Keep good records. Take a notebook to your interviews and also keep a notebook near the phone where you can jot down important information, like the names of the people who are interviewing you and their titles. Always record the date, time, and place of interviews, and whether they were over the phone or in person. Sometimes a company representative will do a short interview and then schedule you for an in-person interview soon afterwards. That call counts as one job search even though it was a combination interview and scheduling for a future in-person interview.
> Register with online job search sites like Monster.Com and Simply Hired.com, and there are many more such sites. Registering on one or more of these sites counts as one job search for each site you register on.
Every day that you go to an online job search site it counts as one job search. If you have registered to receive notices in your email when new job listings that you are qualified for become available, then every time you open that notice and check out those notices it counts as one job search.

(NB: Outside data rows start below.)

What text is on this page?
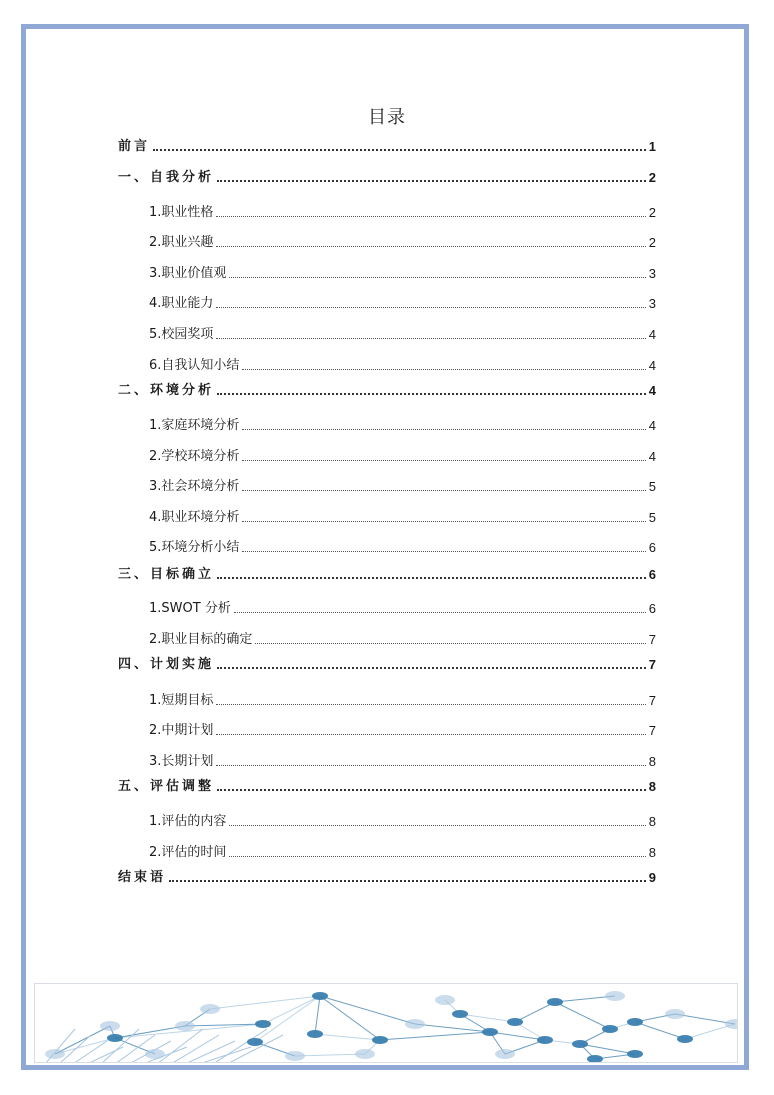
目录
前言	1
一、自我分析	2
1.职业性格	2
2.职业兴趣	2
3.职业价值观	3
4.职业能力	3
5.校园奖项	4
6.自我认知小结	4
二、环境分析	4
1.家庭环境分析	4
2.学校环境分析	4
3.社会环境分析	5
4.职业环境分析	5
5.环境分析小结	6
三、目标确立	6
1.SWOT 分析	6
2.职业目标的确定	7
四、计划实施	7
1.短期目标	7
2.中期计划	7
3.长期计划	8
五、评估调整	8
1.评估的内容	8
2.评估的时间	8
结束语	9
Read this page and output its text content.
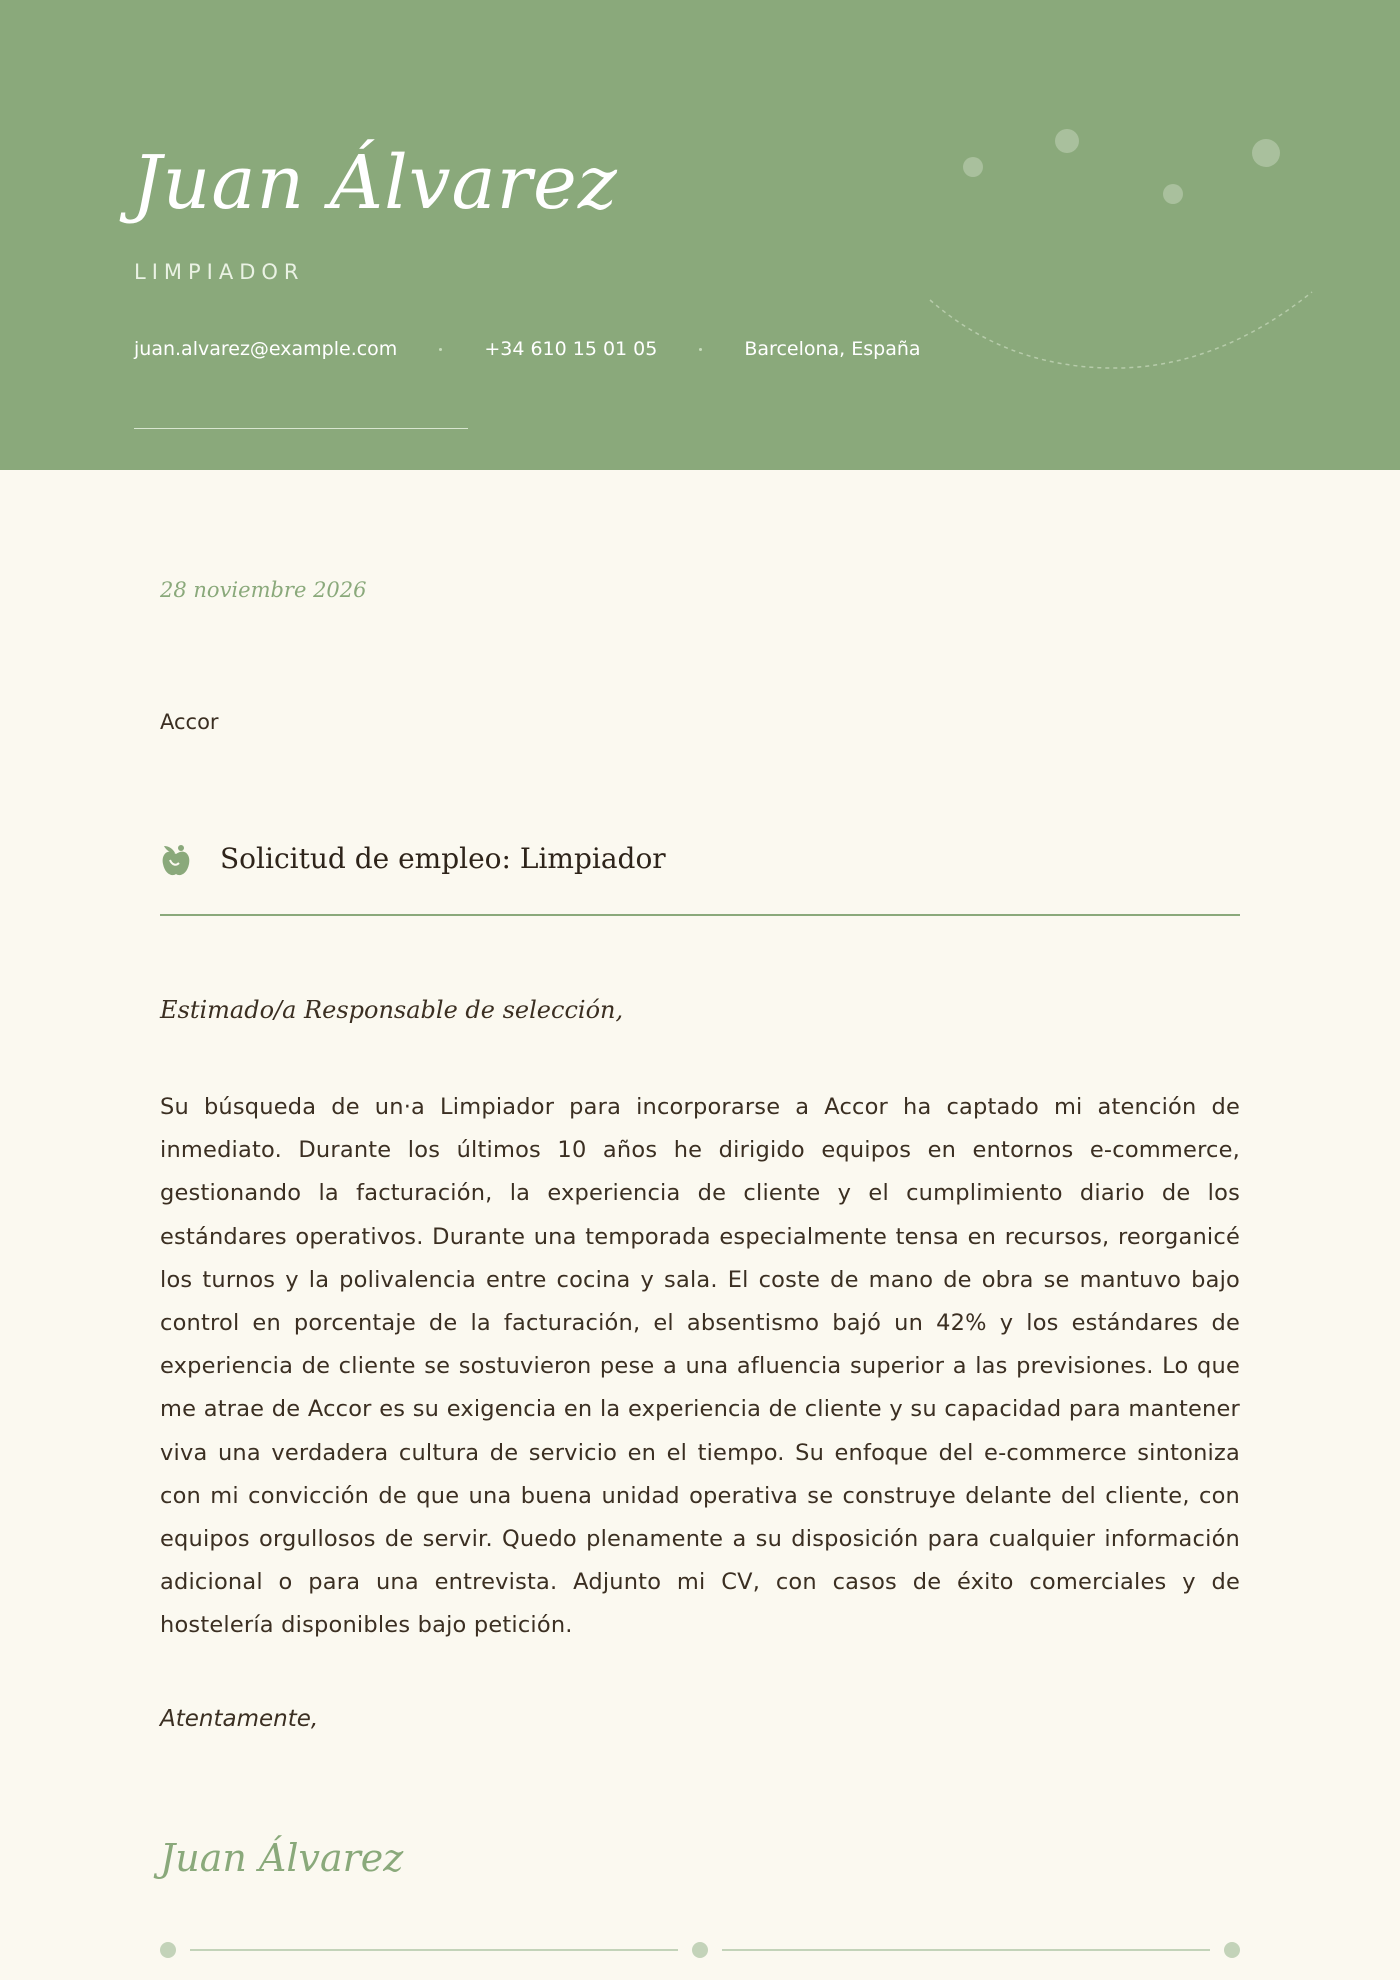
Juan Álvarez
LIMPIADOR
juan.alvarez@example.com	+34 610 15 01 05	Barcelona, España
28 noviembre 2026
Accor
Solicitud de empleo: Limpiador
Estimado/a Responsable de selección,

Su búsqueda de un·a Limpiador para incorporarse a Accor ha captado mi atención de inmediato. Durante los últimos 10 años he dirigido equipos en entornos e-commerce, gestionando la facturación, la experiencia de cliente y el cumplimiento diario de los estándares operativos. Durante una temporada especialmente tensa en recursos, reorganicé los turnos y la polivalencia entre cocina y sala. El coste de mano de obra se mantuvo bajo control en porcentaje de la facturación, el absentismo bajó un 42% y los estándares de experiencia de cliente se sostuvieron pese a una afluencia superior a las previsiones. Lo que me atrae de Accor es su exigencia en la experiencia de cliente y su capacidad para mantener viva una verdadera cultura de servicio en el tiempo. Su enfoque del e-commerce sintoniza con mi convicción de que una buena unidad operativa se construye delante del cliente, con equipos orgullosos de servir. Quedo plenamente a su disposición para cualquier información adicional o para una entrevista. Adjunto mi CV, con casos de éxito comerciales y de hostelería disponibles bajo petición.

Atentamente,
Juan Álvarez
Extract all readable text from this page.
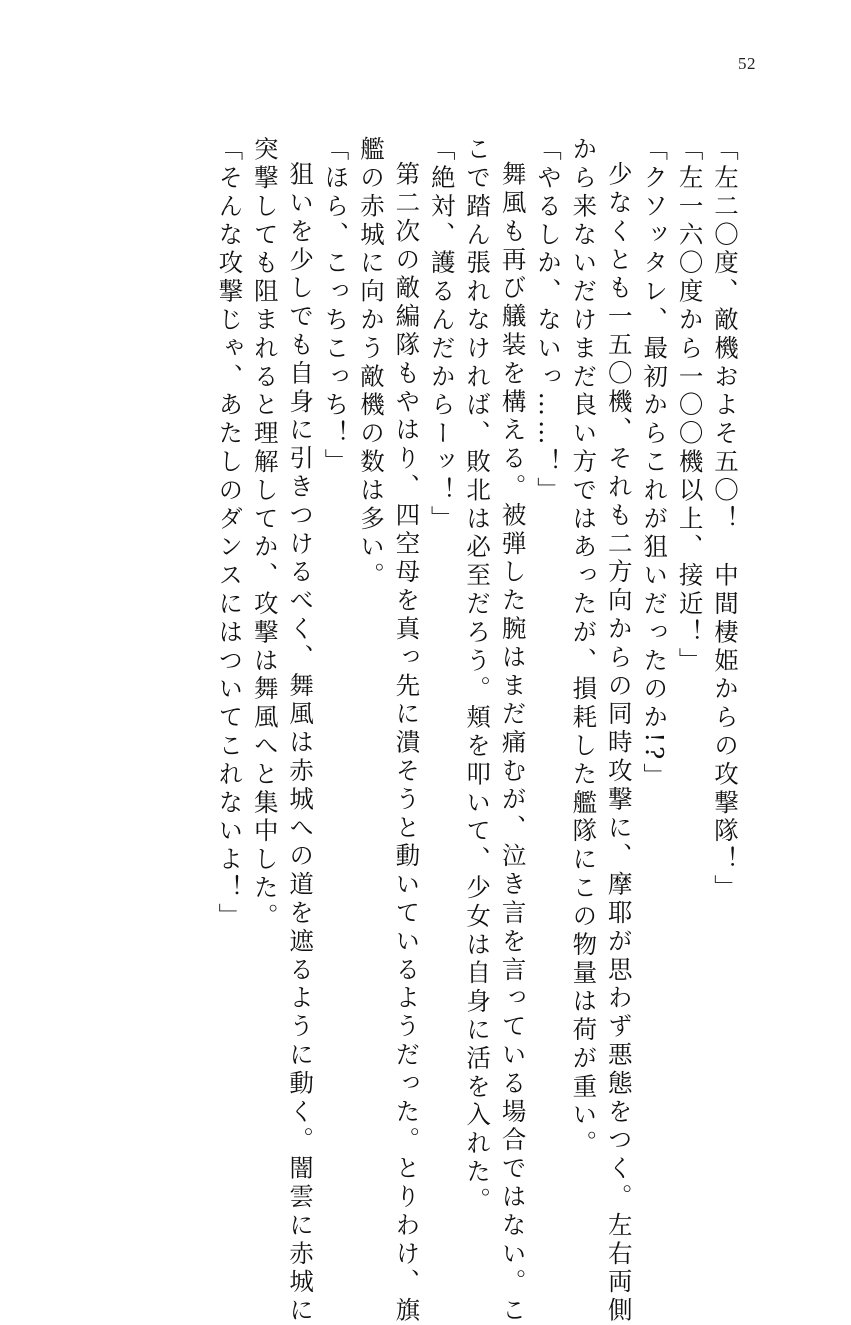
52

「左二〇度、敵機およそ五〇！　中間棲姫からの攻撃隊！」

「左一六〇度から一〇〇機以上、接近！」

「クソッタレ、最初からこれが狙いだったのか!?」

少なくとも一五〇機、それも二方向からの同時攻撃に、摩耶が思わず悪態をつく。左右両側

から来ないだけまだ良い方ではあったが、損耗した艦隊にこの物量は荷が重い。

「やるしか、ないっ……！」

舞風も再び艤装を構える。被弾した腕はまだ痛むが、泣き言を言っている場合ではない。こ

こで踏ん張れなければ、敗北は必至だろう。頬を叩いて、少女は自身に活を入れた。

「絶対、護るんだからーッ！」

第二次の敵編隊もやはり、四空母を真っ先に潰そうと動いているようだった。とりわけ、旗

艦の赤城に向かう敵機の数は多い。

「ほら、こっちこっち！」

狙いを少しでも自身に引きつけるべく、舞風は赤城への道を遮るように動く。闇雲に赤城に

突撃しても阻まれると理解してか、攻撃は舞風へと集中した。

「そんな攻撃じゃ、あたしのダンスにはついてこれないよ！」
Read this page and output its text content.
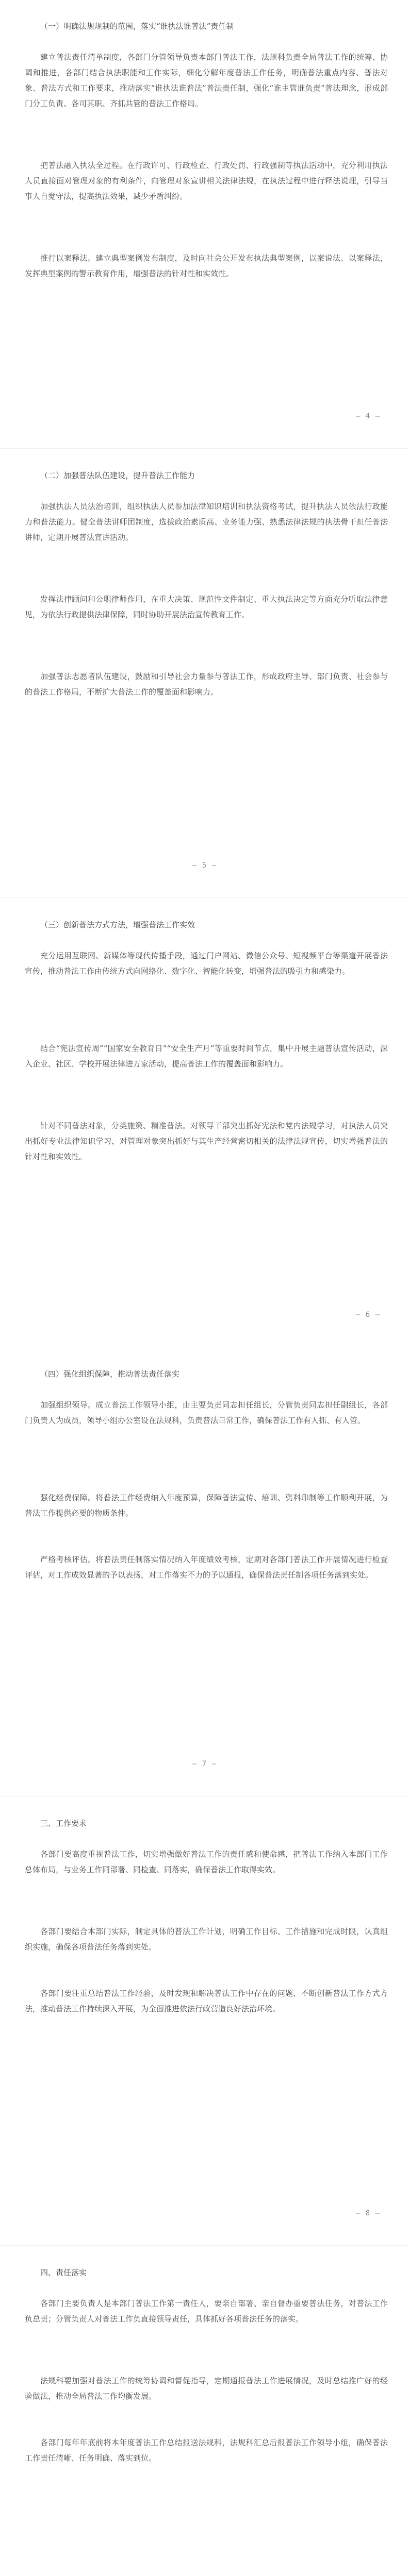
（一）明确法规规制的范围，落实“谁执法谁普法”责任制
建立普法责任清单制度，各部门分管领导负责本部门普法工作，法规科负责全局普法工作的统筹、协调和推进，各部门结合执法职能和工作实际，细化分解年度普法工作任务，明确普法重点内容、普法对象、普法方式和工作要求，推动落实“谁执法谁普法”普法责任制，强化“谁主管谁负责”普法理念，形成部门分工负责、各司其职、齐抓共管的普法工作格局。
把普法融入执法全过程。在行政许可、行政检查、行政处罚、行政强制等执法活动中，充分利用执法人员直接面对管理对象的有利条件，向管理对象宣讲相关法律法规，在执法过程中进行释法说理，引导当事人自觉守法，提高执法效果，减少矛盾纠纷。
推行以案释法。建立典型案例发布制度，及时向社会公开发布执法典型案例，以案说法、以案释法，发挥典型案例的警示教育作用，增强普法的针对性和实效性。
— 4 —
（二）加强普法队伍建设，提升普法工作能力
加强执法人员法治培训，组织执法人员参加法律知识培训和执法资格考试，提升执法人员依法行政能力和普法能力。健全普法讲师团制度，选拔政治素质高、业务能力强、熟悉法律法规的执法骨干担任普法讲师，定期开展普法宣讲活动。
发挥法律顾问和公职律师作用，在重大决策、规范性文件制定、重大执法决定等方面充分听取法律意见，为依法行政提供法律保障，同时协助开展法治宣传教育工作。
加强普法志愿者队伍建设，鼓励和引导社会力量参与普法工作，形成政府主导、部门负责、社会参与的普法工作格局，不断扩大普法工作的覆盖面和影响力。
— 5 —
（三）创新普法方式方法，增强普法工作实效
充分运用互联网、新媒体等现代传播手段，通过门户网站、微信公众号、短视频平台等渠道开展普法宣传，推动普法工作由传统方式向网络化、数字化、智能化转变，增强普法的吸引力和感染力。
结合“宪法宣传周”“国家安全教育日”“安全生产月”等重要时间节点，集中开展主题普法宣传活动，深入企业、社区、学校开展法律进万家活动，提高普法工作的覆盖面和影响力。
针对不同普法对象，分类施策、精准普法。对领导干部突出抓好宪法和党内法规学习，对执法人员突出抓好专业法律知识学习，对管理对象突出抓好与其生产经营密切相关的法律法规宣传，切实增强普法的针对性和实效性。
— 6 —
（四）强化组织保障，推动普法责任落实
加强组织领导。成立普法工作领导小组，由主要负责同志担任组长，分管负责同志担任副组长，各部门负责人为成员，领导小组办公室设在法规科，负责普法日常工作，确保普法工作有人抓、有人管。
强化经费保障。将普法工作经费纳入年度预算，保障普法宣传、培训、资料印制等工作顺利开展，为普法工作提供必要的物质条件。
严格考核评估。将普法责任制落实情况纳入年度绩效考核，定期对各部门普法工作开展情况进行检查评估，对工作成效显著的予以表扬，对工作落实不力的予以通报，确保普法责任制各项任务落到实处。
— 7 —
三、工作要求
各部门要高度重视普法工作，切实增强做好普法工作的责任感和使命感，把普法工作纳入本部门工作总体布局，与业务工作同部署、同检查、同落实，确保普法工作取得实效。
各部门要结合本部门实际，制定具体的普法工作计划，明确工作目标、工作措施和完成时限，认真组织实施，确保各项普法任务落到实处。
各部门要注重总结普法工作经验，及时发现和解决普法工作中存在的问题，不断创新普法工作方式方法，推动普法工作持续深入开展，为全面推进依法行政营造良好法治环境。
— 8 —
四、责任落实
各部门主要负责人是本部门普法工作第一责任人，要亲自部署、亲自督办重要普法任务，对普法工作负总责；分管负责人对普法工作负直接领导责任，具体抓好各项普法任务的落实。
法规科要加强对普法工作的统筹协调和督促指导，定期通报普法工作进展情况，及时总结推广好的经验做法，推动全局普法工作均衡发展。
各部门每年年底前将本年度普法工作总结报送法规科，法规科汇总后报普法工作领导小组，确保普法工作责任清晰、任务明确、落实到位。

For example, if you are registered to receive new job listing alerts with 5 different online job sites similar to Monster.Com or Career Builder.com, and all 5 job search sites send you a notice every day of the week (Monday through Sunday) and you open every alert notice and check out the jobs listed on the alerts from every one of the online job search sites, that counts as 5 job searches every day, or 35 job searches a week!
If you apply over the Internet for any jobs, whether they are on the website of the prospective employer, or through the job search site (Monster, Career Builder, Simply Hired, etc.), it counts as one job search for each application sent. If you apply for 3 different jobs, one after the other through the online job search site, each application counts as one job search.
> If you walk into a place of business that might reasonably have a job opening that meets your job qualifications and needs, and you talk with the receptionist, or an agent in the human resources department, or anyone who works at that place of business about whether there are job openings, and if so what they are for, etc., that counts as one job search. If you fill out an application such as you might do at a fast food chain or other similar business, that counts as one job search.
> Every day that you check your local newspaper’s help wanted section, either the hard copy or online, looking for suitable job listings, it counts as one job search. If you check the help wanted sections of newspapers from nearby towns to where you could reasonably commute, that is another job search. In addition, every time you follow up on one of the newspaper listings that fits your job skills it counts as a job search. So you have one job search for checking the newspaper listings and another job search for every job you find and follow up on in that newspaper that meets your requirements and job qualifications.